El contrato bajo licitación con Wexford Health Sources supondrá a los contribuyentes un “ahorro de un millón de dólares mensuales”, dijo a Efe Ann Howard, directora de comunicaciones del Departamento de Prisiones de Florida, quien reconoció que la medida afectará a unos 400 trabajadores.
La transición para que las operaciones de la atención sanitaria pasen a manos de Wexford Health Sources será “ordenada” y tardará en realizarse unos 90 días, agregó Howard.
La duración del contrato es de cinco años, renovables, y, durante estos, la empresa “proporcionará un atención sanitaria integral” a los reclusos en penales situados en Hardee, DeSoto, Charlotte, Okeechobee, Martin, Miami-Dade, Annex, Everglades y Homestead.

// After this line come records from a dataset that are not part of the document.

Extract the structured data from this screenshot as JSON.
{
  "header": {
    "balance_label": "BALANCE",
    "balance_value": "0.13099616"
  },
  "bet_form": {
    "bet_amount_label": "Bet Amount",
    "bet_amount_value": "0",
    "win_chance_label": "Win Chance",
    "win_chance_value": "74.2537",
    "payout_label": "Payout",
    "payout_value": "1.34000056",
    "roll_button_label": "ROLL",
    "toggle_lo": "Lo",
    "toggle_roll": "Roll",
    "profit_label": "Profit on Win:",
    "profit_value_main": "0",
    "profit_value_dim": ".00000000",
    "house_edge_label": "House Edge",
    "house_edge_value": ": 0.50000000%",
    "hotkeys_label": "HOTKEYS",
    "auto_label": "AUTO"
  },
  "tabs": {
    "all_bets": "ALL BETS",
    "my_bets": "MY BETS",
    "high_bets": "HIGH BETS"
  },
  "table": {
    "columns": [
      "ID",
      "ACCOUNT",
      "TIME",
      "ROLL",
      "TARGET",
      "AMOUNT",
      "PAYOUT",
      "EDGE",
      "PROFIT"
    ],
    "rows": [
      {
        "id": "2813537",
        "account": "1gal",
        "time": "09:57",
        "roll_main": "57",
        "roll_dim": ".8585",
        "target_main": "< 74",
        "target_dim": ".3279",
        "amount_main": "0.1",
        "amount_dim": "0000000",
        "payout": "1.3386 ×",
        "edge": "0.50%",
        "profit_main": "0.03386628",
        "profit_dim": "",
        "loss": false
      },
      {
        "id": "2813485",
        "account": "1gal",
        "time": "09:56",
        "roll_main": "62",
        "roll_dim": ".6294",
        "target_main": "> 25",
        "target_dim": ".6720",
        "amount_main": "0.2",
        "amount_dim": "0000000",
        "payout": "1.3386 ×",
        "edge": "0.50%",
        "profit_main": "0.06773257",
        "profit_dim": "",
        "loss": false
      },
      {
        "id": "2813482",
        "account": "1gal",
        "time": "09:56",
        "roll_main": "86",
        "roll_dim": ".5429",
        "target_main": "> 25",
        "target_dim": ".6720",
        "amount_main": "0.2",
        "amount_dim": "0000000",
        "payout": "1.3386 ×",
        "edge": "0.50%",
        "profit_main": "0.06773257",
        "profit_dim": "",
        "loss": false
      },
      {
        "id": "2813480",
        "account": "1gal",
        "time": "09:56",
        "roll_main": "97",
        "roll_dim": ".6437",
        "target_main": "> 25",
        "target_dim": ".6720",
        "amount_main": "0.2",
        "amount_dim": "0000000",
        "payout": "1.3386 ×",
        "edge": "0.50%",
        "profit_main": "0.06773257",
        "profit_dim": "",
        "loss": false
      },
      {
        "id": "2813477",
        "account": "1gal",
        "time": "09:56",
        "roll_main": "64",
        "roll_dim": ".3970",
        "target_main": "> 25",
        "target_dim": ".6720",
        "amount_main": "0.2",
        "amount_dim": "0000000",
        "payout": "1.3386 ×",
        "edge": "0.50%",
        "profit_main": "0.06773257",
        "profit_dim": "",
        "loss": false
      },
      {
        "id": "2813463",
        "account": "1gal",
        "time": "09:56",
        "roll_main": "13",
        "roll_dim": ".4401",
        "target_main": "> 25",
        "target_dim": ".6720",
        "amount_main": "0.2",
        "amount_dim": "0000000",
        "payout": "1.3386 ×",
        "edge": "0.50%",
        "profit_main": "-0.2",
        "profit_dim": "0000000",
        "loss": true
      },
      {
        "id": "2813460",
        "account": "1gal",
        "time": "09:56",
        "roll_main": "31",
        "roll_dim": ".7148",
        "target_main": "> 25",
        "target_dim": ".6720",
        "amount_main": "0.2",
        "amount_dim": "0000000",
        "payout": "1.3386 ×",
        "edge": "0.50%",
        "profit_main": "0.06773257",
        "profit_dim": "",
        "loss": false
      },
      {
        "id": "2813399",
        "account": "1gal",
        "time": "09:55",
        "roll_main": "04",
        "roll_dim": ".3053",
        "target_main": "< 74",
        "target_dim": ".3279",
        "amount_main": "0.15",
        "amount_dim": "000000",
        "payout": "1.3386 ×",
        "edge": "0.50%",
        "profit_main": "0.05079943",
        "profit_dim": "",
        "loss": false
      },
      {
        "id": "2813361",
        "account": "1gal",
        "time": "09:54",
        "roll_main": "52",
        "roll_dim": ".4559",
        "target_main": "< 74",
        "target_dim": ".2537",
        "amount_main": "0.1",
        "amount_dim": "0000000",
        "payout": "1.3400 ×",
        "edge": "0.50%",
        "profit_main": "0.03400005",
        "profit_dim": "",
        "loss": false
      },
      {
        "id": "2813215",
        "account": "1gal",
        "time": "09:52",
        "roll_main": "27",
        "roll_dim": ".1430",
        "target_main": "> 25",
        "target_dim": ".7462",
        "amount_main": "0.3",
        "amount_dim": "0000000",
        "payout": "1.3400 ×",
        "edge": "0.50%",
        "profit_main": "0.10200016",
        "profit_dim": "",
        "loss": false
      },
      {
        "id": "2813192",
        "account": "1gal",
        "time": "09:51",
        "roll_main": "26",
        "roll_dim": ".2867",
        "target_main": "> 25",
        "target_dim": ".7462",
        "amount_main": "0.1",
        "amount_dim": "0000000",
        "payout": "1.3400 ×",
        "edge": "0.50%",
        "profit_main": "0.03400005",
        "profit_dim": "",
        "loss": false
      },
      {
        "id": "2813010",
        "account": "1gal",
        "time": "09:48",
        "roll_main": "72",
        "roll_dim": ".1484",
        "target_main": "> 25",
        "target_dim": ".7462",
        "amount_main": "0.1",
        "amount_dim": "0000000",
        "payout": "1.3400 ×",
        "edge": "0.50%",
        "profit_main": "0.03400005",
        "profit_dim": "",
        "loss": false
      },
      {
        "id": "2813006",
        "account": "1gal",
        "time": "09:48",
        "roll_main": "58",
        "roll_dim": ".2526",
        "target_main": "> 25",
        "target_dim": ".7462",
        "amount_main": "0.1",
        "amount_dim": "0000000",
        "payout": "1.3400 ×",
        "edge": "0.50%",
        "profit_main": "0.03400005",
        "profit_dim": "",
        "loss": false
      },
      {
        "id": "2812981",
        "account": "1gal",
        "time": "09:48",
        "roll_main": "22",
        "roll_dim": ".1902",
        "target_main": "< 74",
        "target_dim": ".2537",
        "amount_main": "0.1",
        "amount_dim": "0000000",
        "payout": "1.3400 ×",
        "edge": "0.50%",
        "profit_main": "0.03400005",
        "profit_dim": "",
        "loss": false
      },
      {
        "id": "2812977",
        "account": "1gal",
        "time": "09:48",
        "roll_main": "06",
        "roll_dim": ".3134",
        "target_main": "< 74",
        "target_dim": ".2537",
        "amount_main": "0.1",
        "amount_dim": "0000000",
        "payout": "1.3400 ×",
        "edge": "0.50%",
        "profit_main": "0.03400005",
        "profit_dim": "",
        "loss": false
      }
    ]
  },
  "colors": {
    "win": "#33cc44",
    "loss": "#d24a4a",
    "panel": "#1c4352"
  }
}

Wexford Health Sources, que opera ya en más de 200 centros penales y de cuidado mental del país, “está orgullosa de asociarse con Prisiones para proporcionar cuidados de salud al colectivo de reclusos en el sur de la región”, señaló en un comunicado Darius Holmes, vicepresidente de desarrollo de la compañía.
Activistas y funcionarios de prisiones han expresado su preocupación por la privatización de servicios en los centros de detención y el efecto negativo que puede tener sobre la comunidad, al dejar sin trabajo a muchas personas.
Activistas de la Unión de Libertades Civiles (ACLU) y grupos de funcionarios de prisiones se oponen a cualquier tipo de privatización de los centros de detención porque la medida, dicen, supone la pérdida de miles de empleos.